What a wonderful memory. Isn’t it wonderful what a role food can play in our lives?
I used to cook at a small neighborhood grocery store in MA, and we made these all year. I’d buy a pie, but I’d also buy a container of just the filling, and make a biscuit dough, press/roll into a rectangle, spread the filling, then roll up jelly roll style and bake. Makes my mouth water remembering how good it was all those years ago.
My people are from New Brunswick. We make the pies with beef and pork. Served with ketchup and sweet gerkins.
Everyone in the family loves this. I make it every year from my sister-in-laws recipe. Spices are cinnamon , cloves and allspice and always served with maple syrup poured over the top. Every family’s recipe was a little different. French Canadian Family and they always pronounced it the same as Zoe Bartholomews family.
Maple syrup??! Game changer! Grew up in Maine and had it as a gift from my husband’s co-worker. Also pronounced the same way. I use the recipe from Downeast magazine.
Both my parents were French Canadian. Beaulieu and Deschenes. My mother, aunts and grandmothers made this meat pie for Christmas Eve. No garlic. Just pork potato onion and above mentioned spices. Delish! My mother spoke broken English but pronounced it Toot-Shay or very clise to it. Toot as in foot.
I grew on on these
M6 father made 20 to 25 every Christmas. Ketchup is the only store bought condiment,and moms homemade green relish was the only homemade condiment
Our family recipe is slightly different and prepared differently but I would assume same taste
Does anyone have a recipe for Maple Walnut Cream Pie. It is thick like custard. ( Not syrup like pecan pie ) Mostly found in dinners I don’t think it is baked. Thank You
Does anyone out there have the recipe for “Sugar Pie”, another Christmas treat among
the French Canadians. It too is delicious, and I’ve lost the recipe given to me by a
much loved friend and avid family baker many years ago. Thank you in advance.

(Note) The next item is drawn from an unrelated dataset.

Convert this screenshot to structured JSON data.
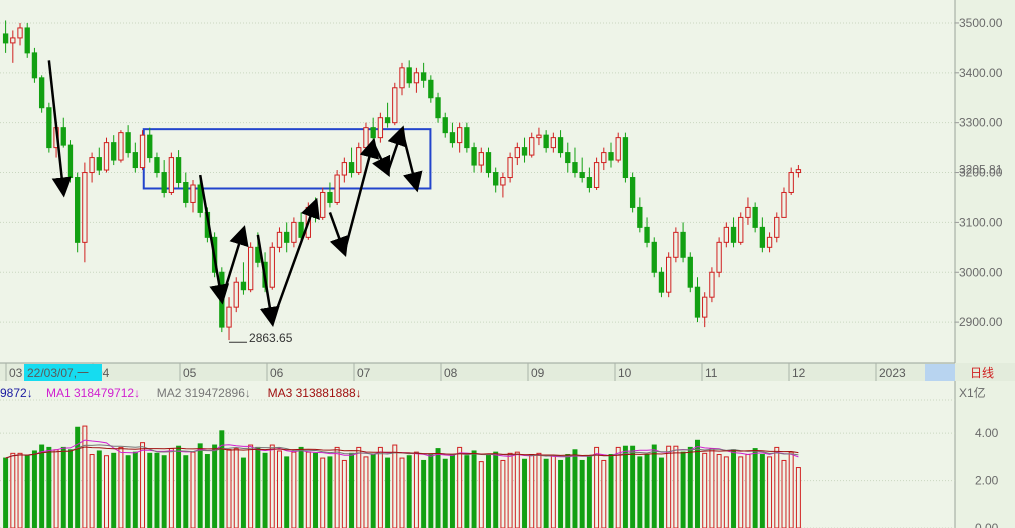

This is so good its the best, it reminds me of my grandmother and my mother making them. We eat year round. Yum Yum.
Tourtière is just the best ever meat pie alright, but you’ve got the pronunciation wrong. It’s actually pronounced “tore – ti – AIR”…..accent on the last syllable.
Thanks, birdonthewire, we adjusted the pronunciation – thank you!
If you are Fench Canadian Like my Husbands family, it is pronounced Toot- Shay.Toot like Foot
I am going to have to try this recipe. Both my Mom and I were born in Canada and she use to make meat pies around Christmas time. Been a few years I will have to make one for my family. Thanks for the memories.